# Remington 700 Police



## SuckLead (Jul 4, 2006)

She's finally done and ready for the range!


----------



## Redwolf (Nov 29, 2008)

What else is there to say but SWEET


----------



## BeefyBeefo (Jan 30, 2008)

Very nice! :smt023


----------



## DJ Niner (Oct 3, 2006)

Range-ready! Now go burn some powder! :smt023:smt023:smt023


----------



## banjar (Dec 11, 2008)

I like it looks almost like mine very sweet


----------



## SuckLead (Jul 4, 2006)

*Update*

She had her first trip to the range tonight! She's all zeroed and ready for fun. She also shoots like a dream! :smt033


----------



## Gregg1LE (Jan 5, 2009)

Very nice looking with the scope and bipod. I may have to take a look at one at my LGS.


----------



## paradis1142 (Dec 23, 2008)

freaking sweet


----------



## bent21606 (Sep 21, 2009)

i love all black guns


----------



## imager67 (Dec 2, 2009)

Nice. What caliber is it?


----------



## Lethaltxn (Mar 21, 2010)

Is that an after market stock? Which one? I think my next rifle will be the 700.


----------



## jcsandals (Aug 11, 2011)

I know that 700's are typically .30-06, don't know if they make them in any other caliber....

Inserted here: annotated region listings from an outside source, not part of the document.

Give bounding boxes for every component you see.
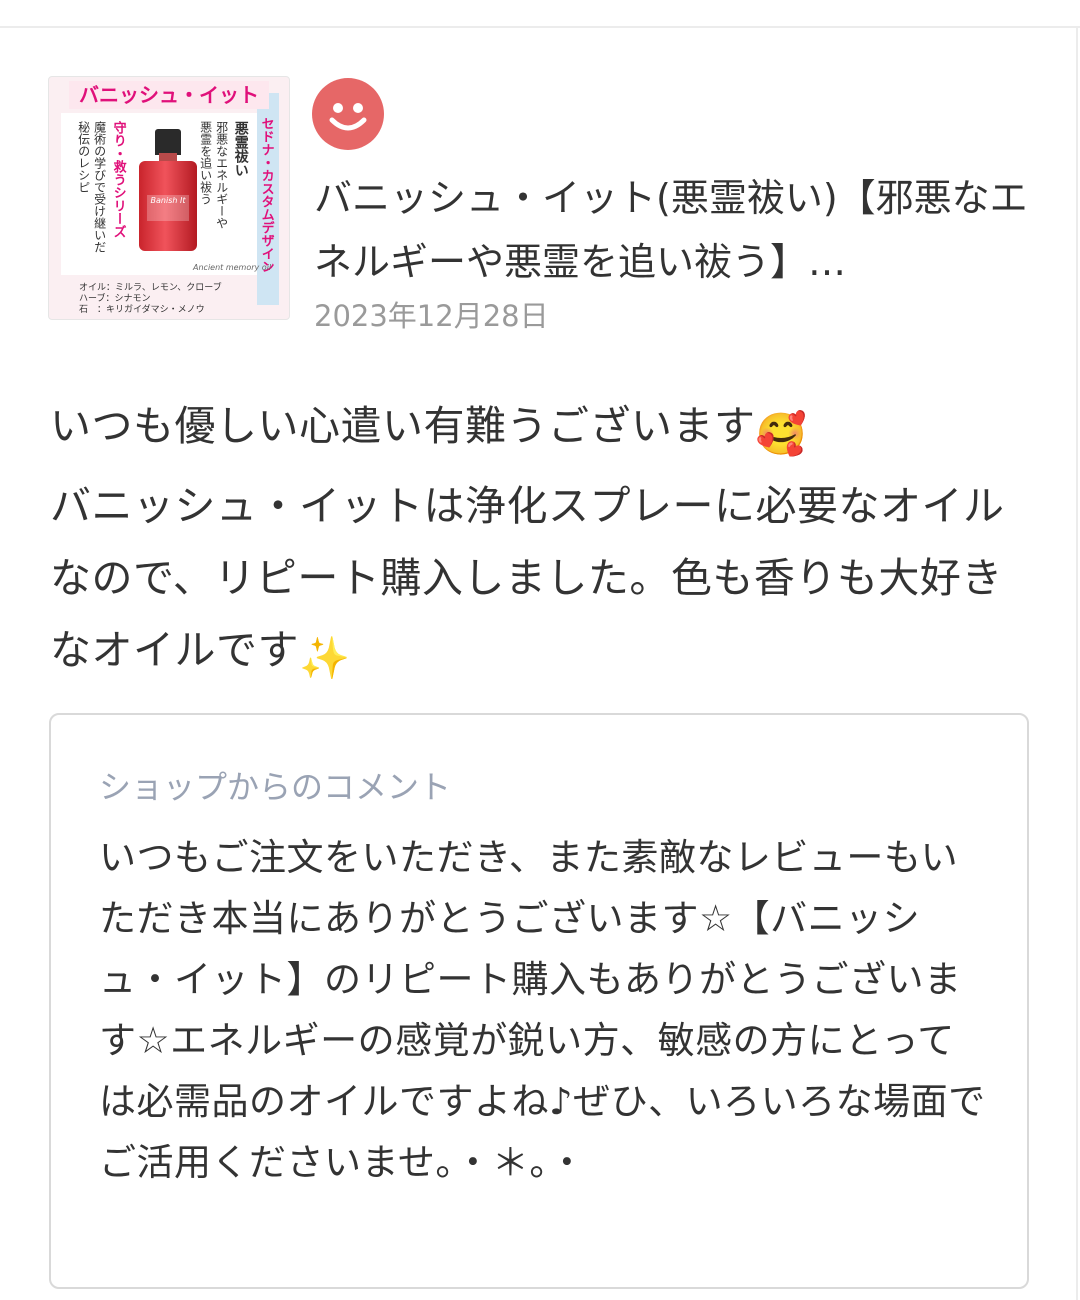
shop-comment-text: いつもご注文をいただき、また素敵なレビューもいただき本当にありがとうございます☆…: [99, 836, 986, 1184]
thumbnail-desc-line4: 秘伝のレシピ: [76, 121, 91, 193]
review-text-body: バニッシュ・イットは浄化スプレーに必要なオイルなので、リピート購入しました。色も…: [50, 482, 1005, 674]
thumbnail-ingredients: オイル：ミルラ、レモン、クローブ ハーブ：シナモン 石 ：キリガイダマシ・メノウ: [79, 283, 222, 316]
thumbnail-design-label: セドナ・カスタムデザイン: [258, 117, 274, 273]
reviewer-avatar: [312, 78, 384, 150]
thumbnail-series: 守り・救うシリーズ: [110, 121, 126, 238]
review-text: いつも優しい心遣い有難うございます🥰 バニッシュ・イットは浄化スプレーに必要なオイ…: [50, 390, 1040, 694]
thumbnail-banner: バニッシュ・イット: [69, 81, 269, 109]
review-text-line1: いつも優しい心遣い有難うございます: [50, 402, 756, 450]
thumbnail-desc-line1: 邪悪なエネルギーや: [214, 121, 229, 229]
ingredients-herb: ハーブ：シナモン: [79, 294, 151, 304]
thumbnail-desc-line3: 魔術の学びで受け継いだ: [92, 121, 107, 253]
bottle-label: Banish It: [147, 195, 189, 221]
thumbnail-signature: Ancient memory oil: [193, 263, 272, 272]
right-edge-divider: [1076, 26, 1078, 1300]
smiley-face-icon: [329, 103, 367, 131]
oil-bottle-image: Banish It: [139, 129, 197, 253]
product-thumbnail[interactable]: バニッシュ・イット セドナ・カスタムデザイン 悪霊祓い 邪悪なエネルギーや 悪霊…: [48, 76, 290, 320]
thumbnail-name: 悪霊祓い: [232, 121, 249, 177]
thumbnail-desc-line2: 悪霊を追い祓う: [198, 121, 213, 205]
shop-comment-box: ショップからのコメント いつもご注文をいただき、また素敵なレビューもいただき本当…: [49, 713, 1029, 1289]
ingredients-stone: 石 ：キリガイダマシ・メノウ: [79, 305, 205, 315]
review-date: 2023年12月28日: [314, 299, 549, 333]
shop-comment-label: ショップからのコメント: [99, 768, 452, 806]
smiling-face-with-hearts-emoji: 🥰: [755, 410, 808, 458]
ingredients-oil: オイル：ミルラ、レモン、クローブ: [79, 283, 222, 293]
sparkles-emoji: ✨: [299, 634, 351, 682]
top-divider: [0, 26, 1080, 28]
product-title[interactable]: バニッシュ・イット(悪霊祓い)【邪悪なエネルギーや悪霊を追い祓う】…: [314, 166, 1034, 294]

EDIT - Apparently they are "And the range of calibers available is unrivaled in the industry." taken from the 700 page on remington's site.


----------



## GUNMANSUPERSTAR (Aug 27, 2012)

Where can you buy one of these babies at? I would be interested in putting one on my short list.


----------



## chessail77 (Mar 15, 2011)

They are built in other calibers.....JJ


----------



## cts4223 (Aug 31, 2012)

You can pick an R700 up at most gunstores. I bought the ADL because I needed a deer rifle on a budget. Now I am thinking about buying a BDL conversion for it. Great Gun


----------